Program: B.A., Gender and Women’s Studies

Double Major

Program Description

The Gender and Women’s Studies department emphasizes interdisciplinary, cross-cultural and transnational studies with a focus on the intersectionality of gender, race, class and sexuality. It includes coursework in feminist theories, women and social movements, transnational feminisms, women of color feminisms, postcolonial feminism, women’s economic conditions in the context of globalization and development, productions of women in the media and literature, women and religion, queer studies, women’s health and masculinity studies.

The Gender and Women’s Studies department teaches students to view the world with a critical analytical approach grounded in a social justice framework. The department adheres to a disciplinary practice that centers on an integrative, intersectional framing of issues concerning gender, race, class, sexuality, nationality, ethnicity, age and the differently abled.
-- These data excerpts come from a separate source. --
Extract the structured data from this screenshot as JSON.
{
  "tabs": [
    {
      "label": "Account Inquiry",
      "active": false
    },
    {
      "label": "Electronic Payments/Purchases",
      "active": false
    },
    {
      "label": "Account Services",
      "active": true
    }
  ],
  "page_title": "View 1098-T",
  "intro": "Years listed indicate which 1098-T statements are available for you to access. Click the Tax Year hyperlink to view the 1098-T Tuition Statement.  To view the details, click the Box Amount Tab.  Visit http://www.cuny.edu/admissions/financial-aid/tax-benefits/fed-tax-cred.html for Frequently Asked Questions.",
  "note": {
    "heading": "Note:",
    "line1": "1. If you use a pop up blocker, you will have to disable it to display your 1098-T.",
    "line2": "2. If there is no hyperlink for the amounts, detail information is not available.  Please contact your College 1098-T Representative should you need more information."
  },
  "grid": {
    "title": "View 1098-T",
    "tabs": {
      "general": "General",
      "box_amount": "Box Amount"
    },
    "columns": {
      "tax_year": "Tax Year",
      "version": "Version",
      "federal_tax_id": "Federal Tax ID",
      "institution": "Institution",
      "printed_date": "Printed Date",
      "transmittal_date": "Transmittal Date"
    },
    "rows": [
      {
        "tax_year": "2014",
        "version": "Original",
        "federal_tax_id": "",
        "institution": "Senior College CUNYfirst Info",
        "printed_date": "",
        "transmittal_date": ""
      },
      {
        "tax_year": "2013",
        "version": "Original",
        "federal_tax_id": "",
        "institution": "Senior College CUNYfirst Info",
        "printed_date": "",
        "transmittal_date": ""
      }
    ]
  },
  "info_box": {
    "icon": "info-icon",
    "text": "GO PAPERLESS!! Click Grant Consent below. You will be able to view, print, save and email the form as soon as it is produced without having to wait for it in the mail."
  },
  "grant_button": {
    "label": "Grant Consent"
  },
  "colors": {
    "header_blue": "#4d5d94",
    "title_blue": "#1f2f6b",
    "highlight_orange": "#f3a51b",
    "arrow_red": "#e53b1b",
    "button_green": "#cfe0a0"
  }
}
The double major is designed for students who choose Gender and Women’s Studies as their second field of study. The 30-unit program will equip students with the competencies of the field and provide an excellent special focus for any field in the Humanities and Social and Behavioral Sciences. Courses taken toward fulfilling one major may also count toward fulfilling parallel requirements in the second major.

Contact

Department of Gender and Women’s Studies
Chair: Florence Kyomugisha
Jerome Richfield (JR) 340
(818) 677-3110

Student Learning Outcomes

Students will:

  1. Obtain a level of proficiency in the discipline of Gender and Women’s Studies, which can include but is not limited to knowledge of feminist movements, intersectionality, queer and trans* studies, imperialism and coloniality, transnational feminisms, feminist theories and/or feminist research methods.
  2. Recognize the gender dimension of social, economic, cultural, historical, political, national and global inequalities; become familiar with a range of past and present major issues affecting women and men in society; and learn how to critically assess these issues from a feminist perspective.
  3. Articulate ethical propositions, demonstrate self-reflexivity about their ideas and social and political positions, and practice empathetic listening with one another and with the underprivileged that promote gender, race, class, sexual justice and democratic values.
  4. Develop a sense of agency grounded in the development of their skills in oral and written communication. They learn to express ideas effectively, tailoring arguments and presentation styles to audience and context.
  5. Obtain media literacy and information competency by learning how to use visual media and new technologies to assess, interpret and generate information from a variety of sources, including print and electronic media, film and video, and Internet technologies.